On June 18, 2010, Star Wars: The Old Republic was still more than a year away from launch.
Players had not yet rolled their first Sith Inquisitor. Nobody had rage-quit a flashpoint over loot. Nobody had spent too long choosing between two nearly identical robes because one had slightly better villain energy.
But SWTOR was already building its world.
That day marked the release of Blood of the Empire Act 2: The Broken World, the second chapter of the pre-launch webcomic that helped define what BioWare’s Old Republic era was going to feel like: political, brutal, ancient, and very comfortable with Sith making everyone’s day worse.

This Was SWTOR Before SWTOR
Before the MMO arrived, Blood of the Empire gave fans a taste of the Sith Empire from the inside.
Not as a vague evil faction. Not as a faceless army of red lightsabers and dramatic robes. But as a paranoid, ambitious, dangerous machine where loyalty was temporary and survival was mostly a matter of being useful to someone worse than you.
The story follows Teneb Kel, a young Sith apprentice sent after Exal Kressh, the Emperor’s rogue apprentice. That setup already feels wonderfully Old Republic. A Sith is ordered to hunt another Sith because the Emperor has secrets even the Dark Council does not fully understand.
Normal workplace culture, then.
Teneb Kel Made the Sith Feel Human and Terrible
The strength of Blood of the Empire is that Teneb Kel is not written as a cartoon villain.
He is ambitious, clever, wounded, expendable, and painfully aware that the Sith Empire does not reward weakness. He is not some unstoppable dark-side god. He is a young Sith thrown into a mission far bigger than he understands.
That is what made the comic work.
SWTOR’s Sith stories have always been strongest when they show the Empire as more than “evil people in black.” The real horror is institutional. The Sith do not just corrupt individuals. They build systems where cruelty becomes career development.

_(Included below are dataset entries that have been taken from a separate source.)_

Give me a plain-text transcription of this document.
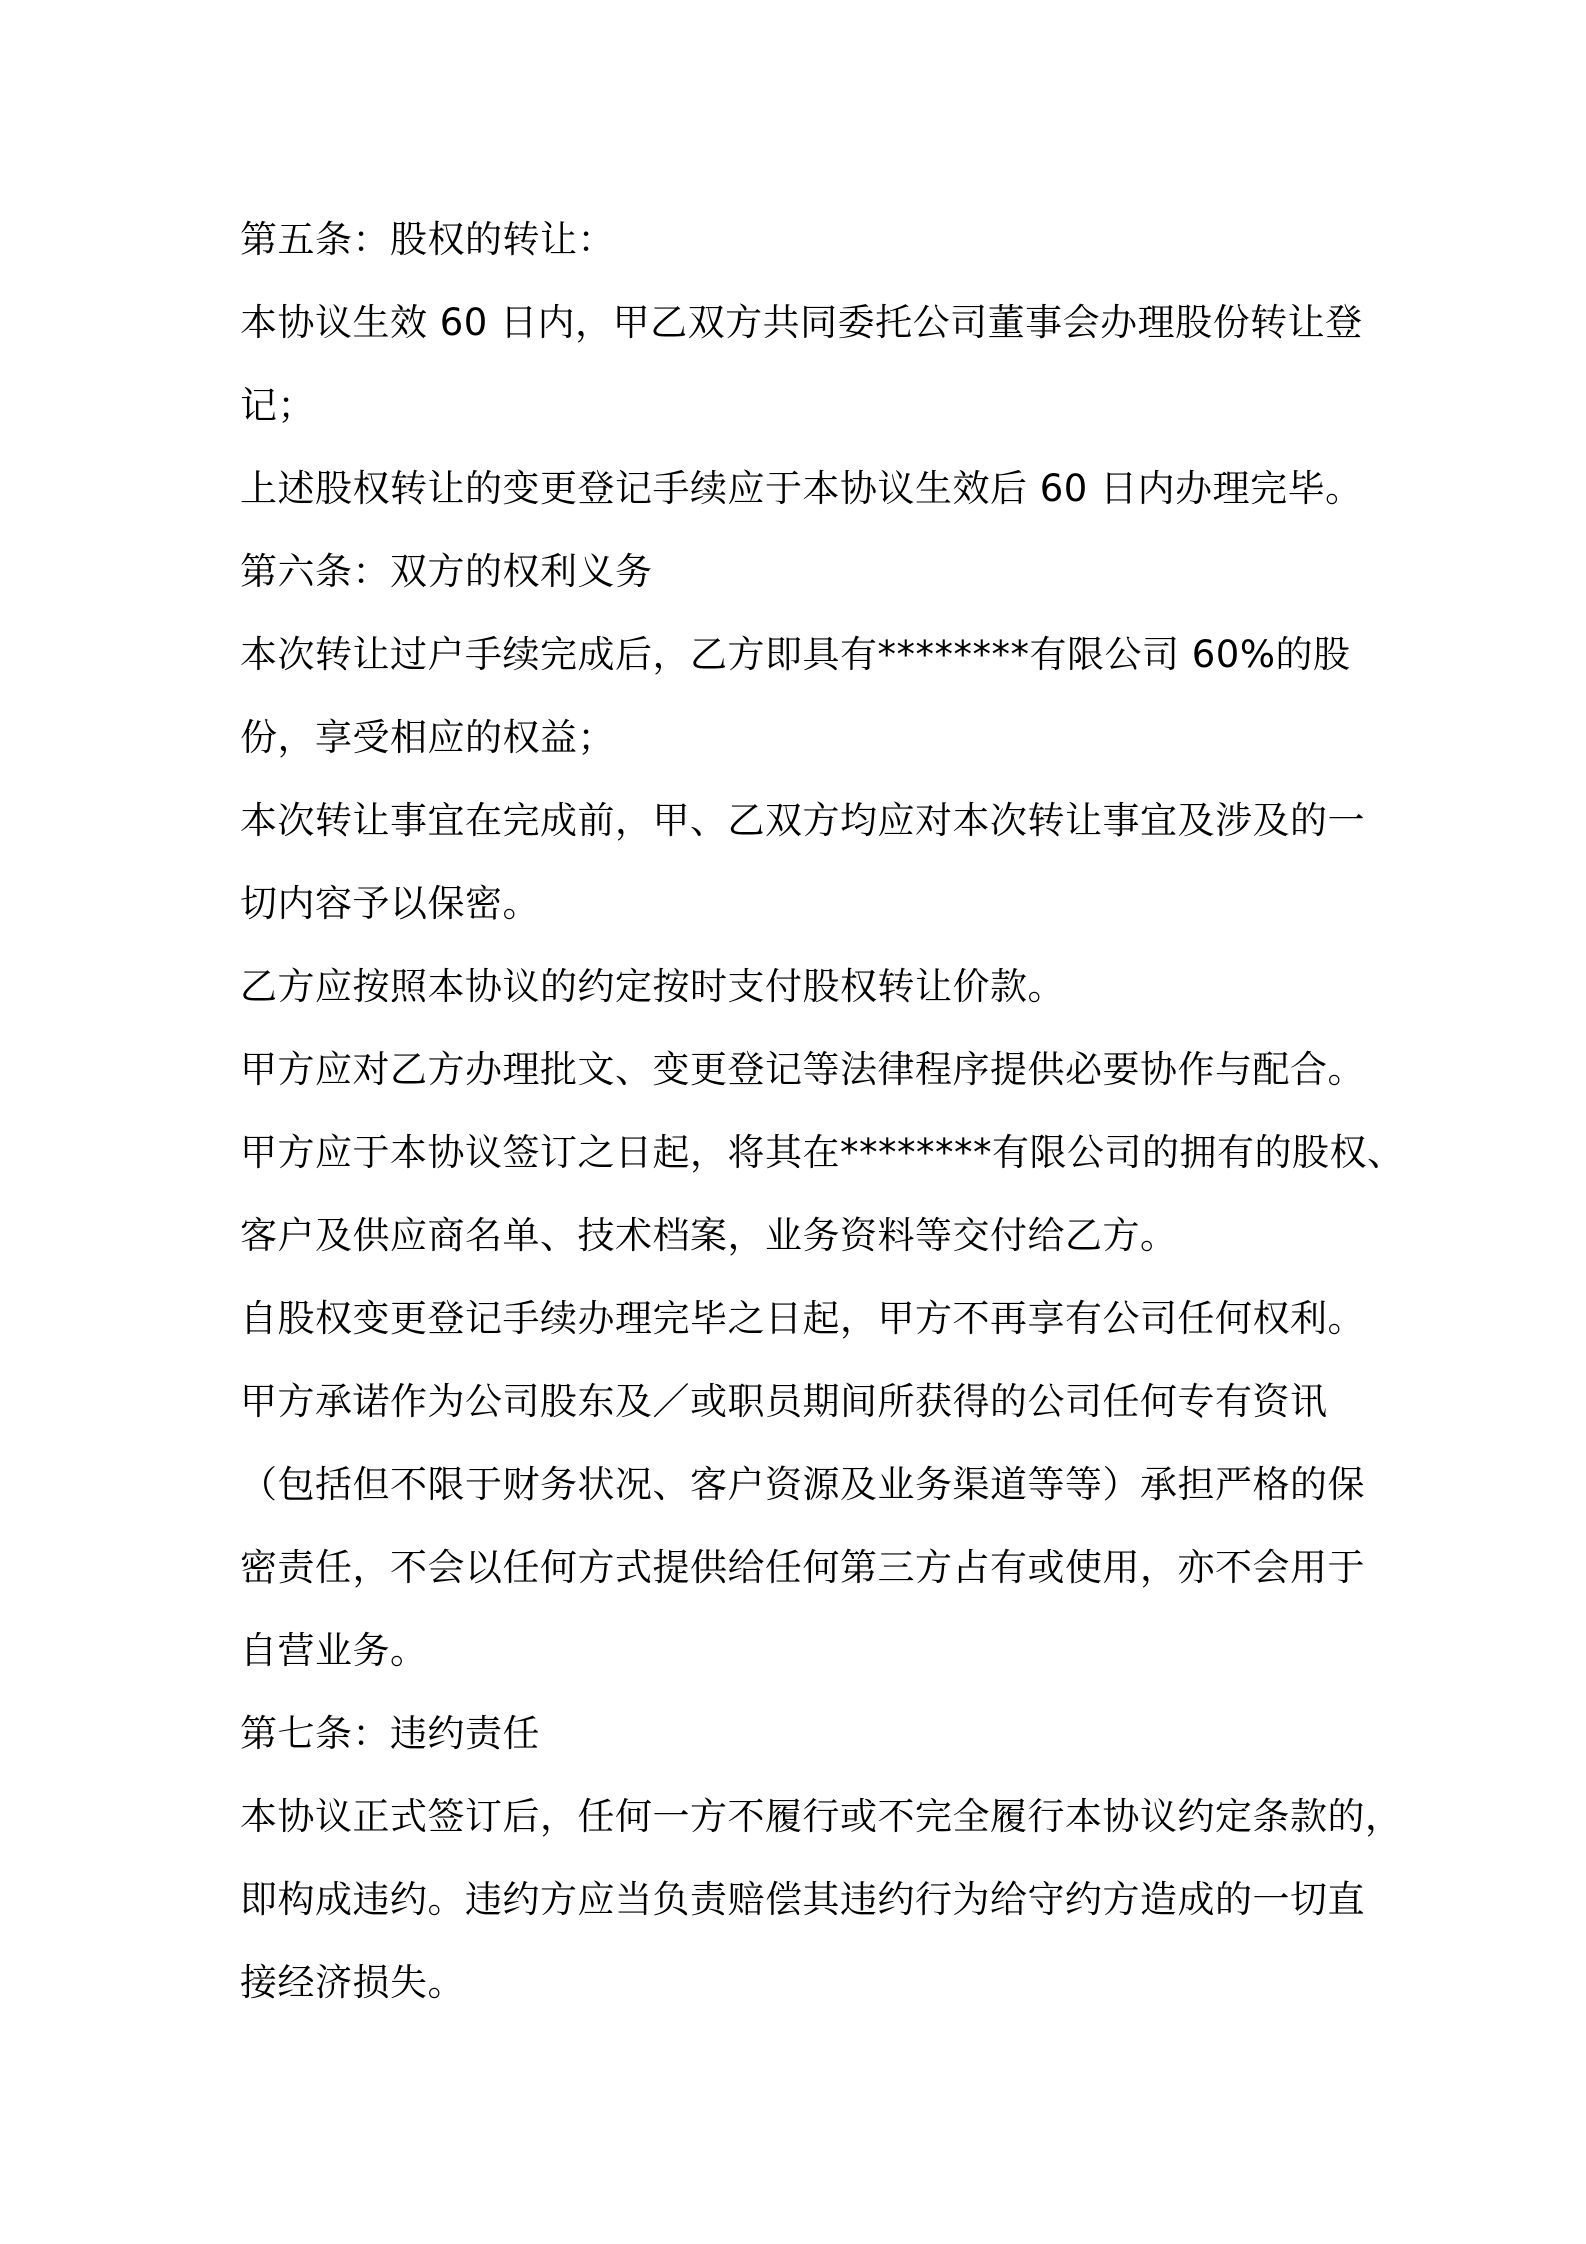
第五条：股权的转让：
本协议生效 60 日内，甲乙双方共同委托公司董事会办理股份转让登
记；
上述股权转让的变更登记手续应于本协议生效后 60 日内办理完毕。
第六条：双方的权利义务
本次转让过户手续完成后，乙方即具有********有限公司 60%的股
份，享受相应的权益；
本次转让事宜在完成前，甲、乙双方均应对本次转让事宜及涉及的一
切内容予以保密。
乙方应按照本协议的约定按时支付股权转让价款。
甲方应对乙方办理批文、变更登记等法律程序提供必要协作与配合。
甲方应于本协议签订之日起，将其在********有限公司的拥有的股权、
客户及供应商名单、技术档案，业务资料等交付给乙方。
自股权变更登记手续办理完毕之日起，甲方不再享有公司任何权利。
甲方承诺作为公司股东及／或职员期间所获得的公司任何专有资讯
（包括但不限于财务状况、客户资源及业务渠道等等）承担严格的保
密责任，不会以任何方式提供给任何第三方占有或使用，亦不会用于
自营业务。
第七条：违约责任
本协议正式签订后，任何一方不履行或不完全履行本协议约定条款的，
即构成违约。违约方应当负责赔偿其违约行为给守约方造成的一切直
接经济损失。
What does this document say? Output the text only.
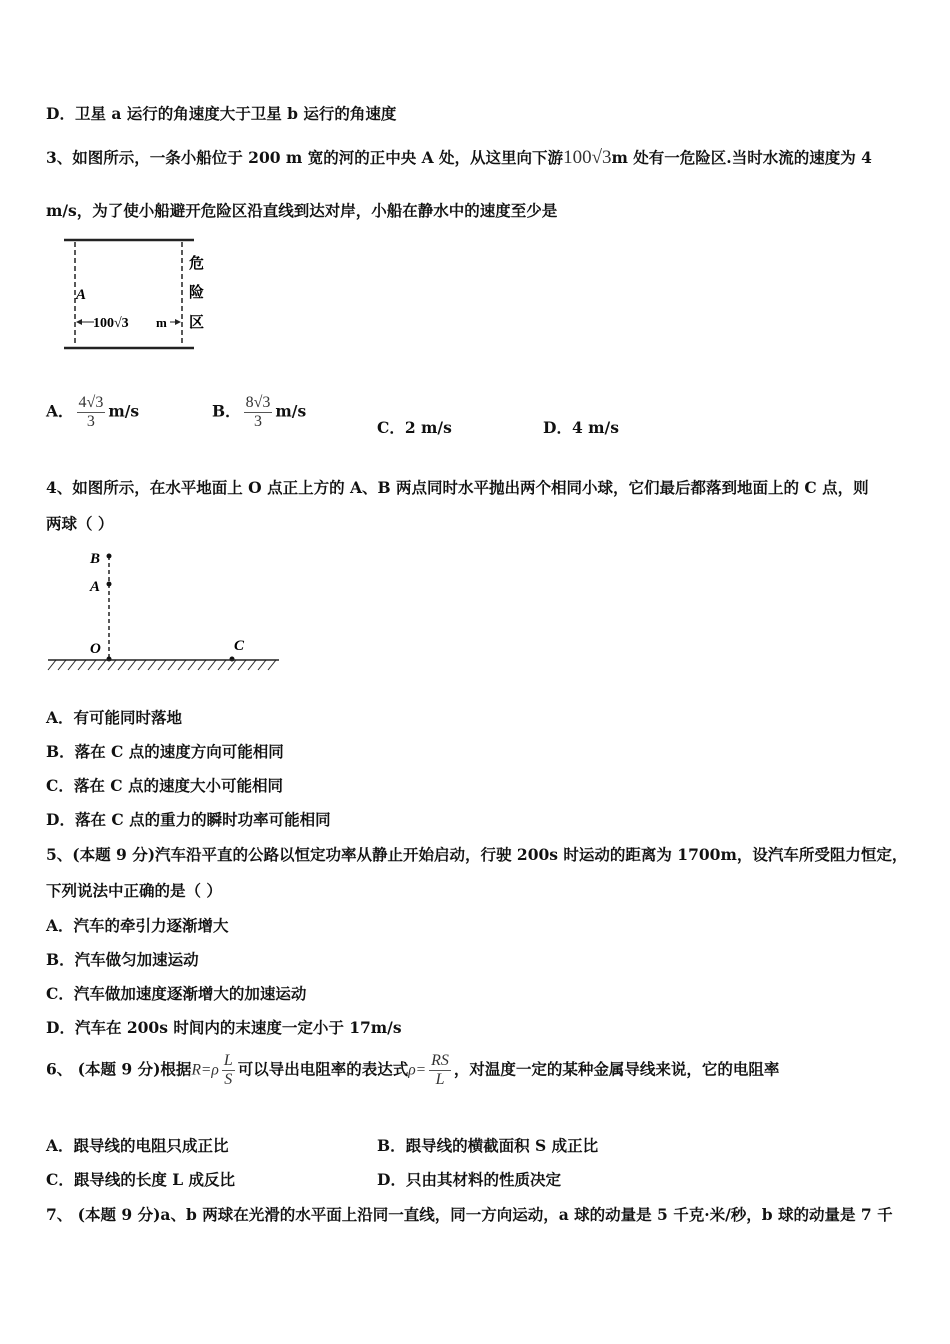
D．卫星 a 运行的角速度大于卫星 b 运行的角速度
3、如图所示，一条小船位于 200 m 宽的河的正中央 A 处，从这里向下游100√3m 处有一危险区.当时水流的速度为 4
m/s，为了使小船避开危险区沿直线到达对岸，小船在静水中的速度至少是
A
100√3 m
危
险
区
A． $\frac{4√3}{3} m/s$	B． $\frac{8√3}{3} m/s$
C．2 m/s	D．4 m/s
4、如图所示，在水平地面上 O 点正上方的 A、B 两点同时水平抛出两个相同小球，它们最后都落到地面上的 C 点，则
两球（ ）
B
A
O	C
A．有可能同时落地
B．落在 C 点的速度方向可能相同
C．落在 C 点的速度大小可能相同
D．落在 C 点的重力的瞬时功率可能相同
5、(本题 9 分)汽车沿平直的公路以恒定功率从静止开始启动，行驶 200s 时运动的距离为 1700m，设汽车所受阻力恒定，
下列说法中正确的是（ ）
A．汽车的牵引力逐渐增大
B．汽车做匀加速运动
C．汽车做加速度逐渐增大的加速运动
D．汽车在 200s 时间内的末速度一定小于 17m/s
6、 (本题 9 分)根据$R=\rho \frac{L}{S}$ 可以导出电阻率的表达式$\rho= \frac{RS}{L}$ ，对温度一定的某种金属导线来说，它的电阻率
A．跟导线的电阻只成正比	B．跟导线的横截面积 S 成正比
C．跟导线的长度 L 成反比	D．只由其材料的性质决定
7、 (本题 9 分)a、b 两球在光滑的水平面上沿同一直线，同一方向运动，a 球的动量是 5 千克·米/秒，b 球的动量是 7 千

Teneb Kel fits perfectly into that world.

Exal Kressh Was a Warning Sign
Exal Kressh is just as important.
As the Emperor’s apprentice, her betrayal raises the question that defines so much of SWTOR’s deeper lore: what is the Emperor really planning?
The answer eventually points toward the Children of the Emperor, hidden agents bent to his will, and the kind of body-horror political nightmare that makes the Old Republic era feel so much darker than standard Jedi-versus-Sith material.
This is not just Sith drama.
It is SWTOR laying pipe for major class-story ideas before players ever logged in.
That is why Blood of the Empire still matters. It was not disposable pre-release marketing. It was world-building with teeth.
The Old Republic Was Already Bigger Than the Game
Looking back, the comic feels like a reminder that SWTOR was never just one MMO client.
It was trailers, comics, novels, codex entries, class stories, companion arcs, flashpoints, operations, and years of lore piled into one enormous corner of Star Wars history.
That is also why SWTOR remains such an important part of the wider playable galaxy, which we keep tracking in our Complete List of All Star Wars Games Ever Made.
Blood of the Empire helped show what kind of Star Wars SWTOR wanted to be before players ever reached Korriban.
Messy.
Political.
Dangerous.
A little melodramatic in exactly the right way.
The Empire Had Blood Before Launch
Fourteen years later, Blood of the Empire still feels like a strong piece of SWTOR history.
It gave us Teneb Kel before Darth Thanaton became part of the Sith Inquisitor story. It teased the Emperor’s hidden machinery before players fully understood how deep that nightmare went. It made the Sith Empire feel alive before the servers opened.
And most importantly, it understood something SWTOR would keep proving for years:
The Old Republic is at its best when the Sith are not just evil.
They are interesting, ambitious, doomed, and absolutely exhausting to work with.